Penn State and THON leaders said they carefully weighed the decision, meeting weekly and consulting with university medical specialists and those overseeing COVID operations at Penn State. The school is one of few local universities that does not require students to be vaccinated to be on campus, but nearly 92% are.

“They and we were very circumspect about whether we could pull this off,” said Damon Sims, vice president for student affairs. “We are confident we can, only because we have paid so much attention collectively to making sure we are doing all we can to make it as safe as it can be for everybody participating.”

While omicron-fueled case counts surged on the University Park campus in mid-January, with more than 600 new infections reported in one week, they have dropped since then. There were 70 last week on the campus of 47,000 students, according to the university’s coronavirus dashboard.

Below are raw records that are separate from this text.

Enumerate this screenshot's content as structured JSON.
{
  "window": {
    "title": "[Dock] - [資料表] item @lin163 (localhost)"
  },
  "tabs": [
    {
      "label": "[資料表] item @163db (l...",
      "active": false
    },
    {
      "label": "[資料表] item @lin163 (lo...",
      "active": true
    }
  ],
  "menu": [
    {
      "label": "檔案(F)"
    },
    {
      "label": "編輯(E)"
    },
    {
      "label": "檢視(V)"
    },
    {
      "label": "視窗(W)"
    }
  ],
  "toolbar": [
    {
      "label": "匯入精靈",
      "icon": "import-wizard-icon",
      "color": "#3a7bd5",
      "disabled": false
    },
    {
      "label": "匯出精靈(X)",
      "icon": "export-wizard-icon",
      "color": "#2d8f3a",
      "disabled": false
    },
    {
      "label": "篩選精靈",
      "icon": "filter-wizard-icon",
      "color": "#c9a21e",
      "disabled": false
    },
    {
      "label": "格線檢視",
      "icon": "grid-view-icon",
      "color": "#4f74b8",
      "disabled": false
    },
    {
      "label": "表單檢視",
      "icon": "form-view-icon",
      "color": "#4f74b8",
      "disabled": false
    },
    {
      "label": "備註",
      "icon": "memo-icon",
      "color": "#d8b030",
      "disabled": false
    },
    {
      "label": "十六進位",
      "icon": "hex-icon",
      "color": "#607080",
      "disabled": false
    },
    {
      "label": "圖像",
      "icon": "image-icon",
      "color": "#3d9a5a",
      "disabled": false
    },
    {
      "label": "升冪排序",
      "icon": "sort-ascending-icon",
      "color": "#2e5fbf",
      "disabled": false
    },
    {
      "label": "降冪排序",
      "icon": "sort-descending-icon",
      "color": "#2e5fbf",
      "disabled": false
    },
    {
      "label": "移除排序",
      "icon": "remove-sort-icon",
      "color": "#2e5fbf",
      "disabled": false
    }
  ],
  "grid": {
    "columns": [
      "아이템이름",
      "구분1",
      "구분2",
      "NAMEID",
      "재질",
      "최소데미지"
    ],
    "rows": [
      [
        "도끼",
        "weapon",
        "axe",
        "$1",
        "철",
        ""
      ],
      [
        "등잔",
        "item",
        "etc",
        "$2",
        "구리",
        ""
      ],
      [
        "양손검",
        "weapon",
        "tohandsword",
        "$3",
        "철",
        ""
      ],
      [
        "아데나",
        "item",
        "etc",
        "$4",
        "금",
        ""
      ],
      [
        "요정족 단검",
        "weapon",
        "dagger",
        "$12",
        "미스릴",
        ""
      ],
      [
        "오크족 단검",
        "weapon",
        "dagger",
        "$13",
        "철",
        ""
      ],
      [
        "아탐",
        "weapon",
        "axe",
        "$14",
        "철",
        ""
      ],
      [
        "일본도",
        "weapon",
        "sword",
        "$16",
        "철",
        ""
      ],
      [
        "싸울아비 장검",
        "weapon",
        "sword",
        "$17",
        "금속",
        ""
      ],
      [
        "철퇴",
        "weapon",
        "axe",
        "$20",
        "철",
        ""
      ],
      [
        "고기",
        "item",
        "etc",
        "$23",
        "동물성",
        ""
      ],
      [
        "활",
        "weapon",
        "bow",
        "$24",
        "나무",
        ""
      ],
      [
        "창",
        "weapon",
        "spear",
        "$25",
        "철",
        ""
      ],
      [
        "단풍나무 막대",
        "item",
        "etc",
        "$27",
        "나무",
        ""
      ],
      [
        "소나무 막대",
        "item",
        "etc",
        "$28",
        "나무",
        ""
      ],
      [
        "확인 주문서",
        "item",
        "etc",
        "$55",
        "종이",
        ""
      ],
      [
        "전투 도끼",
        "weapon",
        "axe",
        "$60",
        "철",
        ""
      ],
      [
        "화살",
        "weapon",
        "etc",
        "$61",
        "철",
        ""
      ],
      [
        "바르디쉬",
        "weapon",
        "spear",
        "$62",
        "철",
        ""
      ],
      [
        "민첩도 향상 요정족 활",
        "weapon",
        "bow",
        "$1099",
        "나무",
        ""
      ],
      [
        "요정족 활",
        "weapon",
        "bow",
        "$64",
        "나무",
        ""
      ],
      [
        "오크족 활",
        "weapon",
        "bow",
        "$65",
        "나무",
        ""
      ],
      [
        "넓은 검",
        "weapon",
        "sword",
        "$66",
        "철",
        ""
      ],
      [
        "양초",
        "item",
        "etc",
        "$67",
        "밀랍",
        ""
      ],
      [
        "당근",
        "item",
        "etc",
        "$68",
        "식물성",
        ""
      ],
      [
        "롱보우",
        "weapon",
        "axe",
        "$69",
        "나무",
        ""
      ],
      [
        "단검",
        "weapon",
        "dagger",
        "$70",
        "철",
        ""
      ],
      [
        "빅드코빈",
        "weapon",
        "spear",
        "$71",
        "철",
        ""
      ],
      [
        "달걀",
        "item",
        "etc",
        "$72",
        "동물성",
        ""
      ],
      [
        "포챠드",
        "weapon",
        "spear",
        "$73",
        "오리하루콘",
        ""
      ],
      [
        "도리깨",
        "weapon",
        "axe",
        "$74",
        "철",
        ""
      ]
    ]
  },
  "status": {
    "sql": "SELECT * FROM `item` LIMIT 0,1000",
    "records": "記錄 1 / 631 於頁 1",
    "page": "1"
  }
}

The number of COVID patients at the local hospital also had fallen to 22 this week, Sims said.

Even some leaders who have had concerns about Penn State’s response to the pandemic were not too concerned about THON.

“If they mask up and follow protocols, I really can’t tell them they shouldn’t hold it at this point,” said Jesse Barlow, State College Borough Council president and a Penn State computer science and engineering professor.

» READ MORE: ‘Dancing for my dad’: Penn State’s THON unites generations in the fight against cancer

Tom Fountaine, State College borough manager, was there Friday night with his wife, Tamra. Their oldest son, Tommy, is a cancer survivor, and a group of students were dancing on behalf of FOTO, an organization founded on his behalf by the Fountaines’ younger son Adam in 2009 when he attended Penn State.

“Penn State has really done a good job of requiring safety protocols,” Fountaine said. “It’s good to see the kids back here in person.”

Wearing a mask for 46 consecutive hours could be challenging, but THON leaders said dancers will get two 30-minute breaks outside during the weekend.

“I don’t care if I have to wear a mask, as long as we’re back together,” said O’Neill, a senior accounting major from Langhorne.

The first THON, though it wasn’t called that initially, was held in 1973, with just 78 dancers. It raised a little over $2,000. By 1977, the Four Diamonds charity, based at Penn State Health Children’s Hospital in Hershey, became THON’s sole beneficiary.

It passed the $1 million mark in 1992 and has continued to grow. Even with the event being held virtually last year, $10.6 million was raised, only about a million less than in 2020.

Awodesu said he’s never even stayed up 24 hours. But he expects his rigorous soccer training, including weight lifting and running, has helped prepare him for THON.

“I think my mind will be able to persevere,” he said. “But it’s not like a game where I’ve been there before. I don’t know what to expect. I’m just going to show up and do my best.”